A música “A Triste Partida”, interpretada por Jessier Quirino, apresenta uma visão sensível sobre a realidade do sertão nordestino, transformando a dor causada pela seca em um retrato de esperança e renovação. Logo no início, a referência à “asa branca” conecta a canção à tradição nordestina, remetendo ao símbolo da migração forçada pela seca.

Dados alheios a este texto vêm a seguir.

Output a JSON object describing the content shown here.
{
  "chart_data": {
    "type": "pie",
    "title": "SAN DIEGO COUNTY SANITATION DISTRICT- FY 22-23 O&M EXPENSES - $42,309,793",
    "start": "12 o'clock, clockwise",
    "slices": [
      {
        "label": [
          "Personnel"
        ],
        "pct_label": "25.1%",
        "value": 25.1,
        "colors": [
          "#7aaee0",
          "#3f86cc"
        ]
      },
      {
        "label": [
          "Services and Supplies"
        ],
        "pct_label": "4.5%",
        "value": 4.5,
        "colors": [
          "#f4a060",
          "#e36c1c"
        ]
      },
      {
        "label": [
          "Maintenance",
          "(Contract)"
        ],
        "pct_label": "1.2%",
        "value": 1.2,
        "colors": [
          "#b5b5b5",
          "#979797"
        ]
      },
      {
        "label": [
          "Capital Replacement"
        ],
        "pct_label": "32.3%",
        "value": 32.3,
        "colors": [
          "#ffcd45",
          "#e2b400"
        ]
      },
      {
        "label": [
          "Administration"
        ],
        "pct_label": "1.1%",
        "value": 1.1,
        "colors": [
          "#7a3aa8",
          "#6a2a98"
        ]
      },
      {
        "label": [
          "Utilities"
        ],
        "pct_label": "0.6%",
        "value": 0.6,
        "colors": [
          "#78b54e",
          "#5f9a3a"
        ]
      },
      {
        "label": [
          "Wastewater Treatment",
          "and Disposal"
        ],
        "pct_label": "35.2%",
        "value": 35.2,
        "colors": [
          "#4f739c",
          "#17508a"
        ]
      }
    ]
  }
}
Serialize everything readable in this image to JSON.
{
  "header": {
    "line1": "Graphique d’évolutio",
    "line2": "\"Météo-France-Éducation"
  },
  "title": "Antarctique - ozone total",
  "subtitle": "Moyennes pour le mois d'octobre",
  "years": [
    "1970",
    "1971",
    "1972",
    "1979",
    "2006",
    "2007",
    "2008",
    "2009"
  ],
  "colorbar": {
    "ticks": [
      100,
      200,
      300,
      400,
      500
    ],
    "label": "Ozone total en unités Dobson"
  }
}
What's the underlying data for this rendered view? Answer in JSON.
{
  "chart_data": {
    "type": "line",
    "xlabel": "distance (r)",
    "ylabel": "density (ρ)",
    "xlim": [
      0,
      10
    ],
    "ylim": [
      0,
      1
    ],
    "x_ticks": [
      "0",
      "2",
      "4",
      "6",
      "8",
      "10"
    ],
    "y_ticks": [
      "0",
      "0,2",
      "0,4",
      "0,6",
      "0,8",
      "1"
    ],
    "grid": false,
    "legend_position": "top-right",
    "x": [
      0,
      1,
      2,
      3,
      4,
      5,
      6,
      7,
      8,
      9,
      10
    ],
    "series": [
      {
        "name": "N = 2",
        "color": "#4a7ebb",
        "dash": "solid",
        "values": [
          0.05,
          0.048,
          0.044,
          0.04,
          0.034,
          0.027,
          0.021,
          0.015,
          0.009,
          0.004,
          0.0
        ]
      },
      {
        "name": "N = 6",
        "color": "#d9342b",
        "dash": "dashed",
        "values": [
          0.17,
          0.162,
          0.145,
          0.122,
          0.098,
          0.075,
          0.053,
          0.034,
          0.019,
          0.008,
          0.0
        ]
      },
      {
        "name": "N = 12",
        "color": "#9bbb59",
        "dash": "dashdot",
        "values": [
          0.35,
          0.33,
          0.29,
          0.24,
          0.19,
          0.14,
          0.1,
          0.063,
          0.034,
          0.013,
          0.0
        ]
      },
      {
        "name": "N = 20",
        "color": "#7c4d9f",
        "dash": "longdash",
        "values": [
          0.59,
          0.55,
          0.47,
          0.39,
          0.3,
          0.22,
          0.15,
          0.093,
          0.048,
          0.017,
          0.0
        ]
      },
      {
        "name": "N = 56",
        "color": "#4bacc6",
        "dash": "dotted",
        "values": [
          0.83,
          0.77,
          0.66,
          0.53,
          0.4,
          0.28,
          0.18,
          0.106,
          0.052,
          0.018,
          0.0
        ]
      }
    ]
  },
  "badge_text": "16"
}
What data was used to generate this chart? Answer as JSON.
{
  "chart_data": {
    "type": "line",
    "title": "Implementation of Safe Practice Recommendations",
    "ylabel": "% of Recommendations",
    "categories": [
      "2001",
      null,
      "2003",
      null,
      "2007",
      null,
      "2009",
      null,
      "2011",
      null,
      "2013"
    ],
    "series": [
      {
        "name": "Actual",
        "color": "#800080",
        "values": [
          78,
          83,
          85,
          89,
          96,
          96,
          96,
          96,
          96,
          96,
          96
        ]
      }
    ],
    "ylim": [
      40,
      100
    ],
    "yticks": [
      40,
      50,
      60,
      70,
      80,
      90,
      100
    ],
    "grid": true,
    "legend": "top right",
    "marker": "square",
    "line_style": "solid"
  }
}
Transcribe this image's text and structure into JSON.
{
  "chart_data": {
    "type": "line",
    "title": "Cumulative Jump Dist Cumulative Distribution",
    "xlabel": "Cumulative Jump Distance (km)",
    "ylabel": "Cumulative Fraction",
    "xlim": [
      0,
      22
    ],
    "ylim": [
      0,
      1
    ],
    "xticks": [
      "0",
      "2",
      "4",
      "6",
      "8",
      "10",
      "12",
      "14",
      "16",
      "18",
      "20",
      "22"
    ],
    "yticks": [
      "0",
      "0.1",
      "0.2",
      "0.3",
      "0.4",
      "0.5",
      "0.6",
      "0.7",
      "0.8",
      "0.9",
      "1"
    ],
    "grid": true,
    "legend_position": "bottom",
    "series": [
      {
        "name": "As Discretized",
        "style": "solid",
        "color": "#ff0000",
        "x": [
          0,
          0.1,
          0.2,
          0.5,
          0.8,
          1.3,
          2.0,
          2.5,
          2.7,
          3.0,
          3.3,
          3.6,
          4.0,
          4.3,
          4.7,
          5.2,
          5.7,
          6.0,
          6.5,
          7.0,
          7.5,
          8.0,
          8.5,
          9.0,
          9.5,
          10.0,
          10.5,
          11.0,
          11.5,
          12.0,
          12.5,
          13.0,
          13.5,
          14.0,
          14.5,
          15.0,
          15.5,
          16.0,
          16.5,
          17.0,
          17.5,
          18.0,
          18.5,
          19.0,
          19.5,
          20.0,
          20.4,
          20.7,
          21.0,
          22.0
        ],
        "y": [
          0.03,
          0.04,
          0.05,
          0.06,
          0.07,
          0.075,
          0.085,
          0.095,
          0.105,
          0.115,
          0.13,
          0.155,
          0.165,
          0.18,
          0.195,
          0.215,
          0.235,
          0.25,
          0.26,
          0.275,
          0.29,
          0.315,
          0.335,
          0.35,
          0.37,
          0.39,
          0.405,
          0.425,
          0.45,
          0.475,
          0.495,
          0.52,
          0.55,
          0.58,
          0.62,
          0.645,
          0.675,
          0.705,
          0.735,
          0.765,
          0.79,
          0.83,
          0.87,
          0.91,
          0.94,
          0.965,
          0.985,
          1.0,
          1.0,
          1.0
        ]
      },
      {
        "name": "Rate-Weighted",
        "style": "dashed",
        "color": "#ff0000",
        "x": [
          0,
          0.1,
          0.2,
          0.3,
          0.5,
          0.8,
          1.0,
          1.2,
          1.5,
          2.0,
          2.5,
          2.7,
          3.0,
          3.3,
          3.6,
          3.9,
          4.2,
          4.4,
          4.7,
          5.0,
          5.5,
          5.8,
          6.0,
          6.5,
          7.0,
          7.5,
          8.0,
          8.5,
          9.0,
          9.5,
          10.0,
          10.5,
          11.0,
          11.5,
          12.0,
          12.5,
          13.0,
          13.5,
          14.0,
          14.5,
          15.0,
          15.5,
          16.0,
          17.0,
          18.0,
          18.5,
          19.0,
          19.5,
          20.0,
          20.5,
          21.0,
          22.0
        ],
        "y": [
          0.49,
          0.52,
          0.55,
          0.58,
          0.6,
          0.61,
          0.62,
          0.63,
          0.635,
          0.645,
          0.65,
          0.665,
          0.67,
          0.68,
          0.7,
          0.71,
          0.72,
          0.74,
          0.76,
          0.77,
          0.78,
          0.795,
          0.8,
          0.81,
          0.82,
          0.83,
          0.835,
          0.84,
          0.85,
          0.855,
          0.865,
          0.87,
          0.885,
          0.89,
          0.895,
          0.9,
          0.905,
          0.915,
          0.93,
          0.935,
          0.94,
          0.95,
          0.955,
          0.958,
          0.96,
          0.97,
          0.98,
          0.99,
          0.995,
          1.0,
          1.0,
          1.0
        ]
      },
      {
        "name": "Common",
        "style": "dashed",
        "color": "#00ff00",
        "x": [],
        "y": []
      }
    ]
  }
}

No entanto, ao afirmar que “a asa branca agorou e já bateu a asa”, a letra sugere a possibilidade de permanência e renovação, trazendo um tom de otimismo diante das dificuldades.
Jessier Quirino utiliza imagens de cores e elementos naturais para criar um cenário de abundância, como em “O arco-íris, sopre o vento colorido / Que o verde do teu vestido, se espalhe na plantação”. Aqui, o arco-íris simboliza a chegada da chuva e a esperança de tempos melhores. Outros versos, como “Que o amarelo seja puro e adoçicado, / E que a brancura seja a cor da afloração”, reforçam o desejo de ver o sertão florescer novamente, afastando imagens de sofrimento como “um solo rachado e sedendo” ou “fila de latas sedentas”. Ao pedir que “não se veja um sertanejo se ajoelhando, pedindo chuva”, a música expressa o anseio por dignidade e autonomia para o povo sertanejo. O encerramento, com a sanfona tocando xote e as borboletas enfeitando as flores, celebra a cultura nordestina e a alegria simples da colheita, mostrando que, mesmo diante das adversidades, há sempre espaço para esperança e festa no cotidiano do sertão.
O significado desta letra foi gerado automaticamente.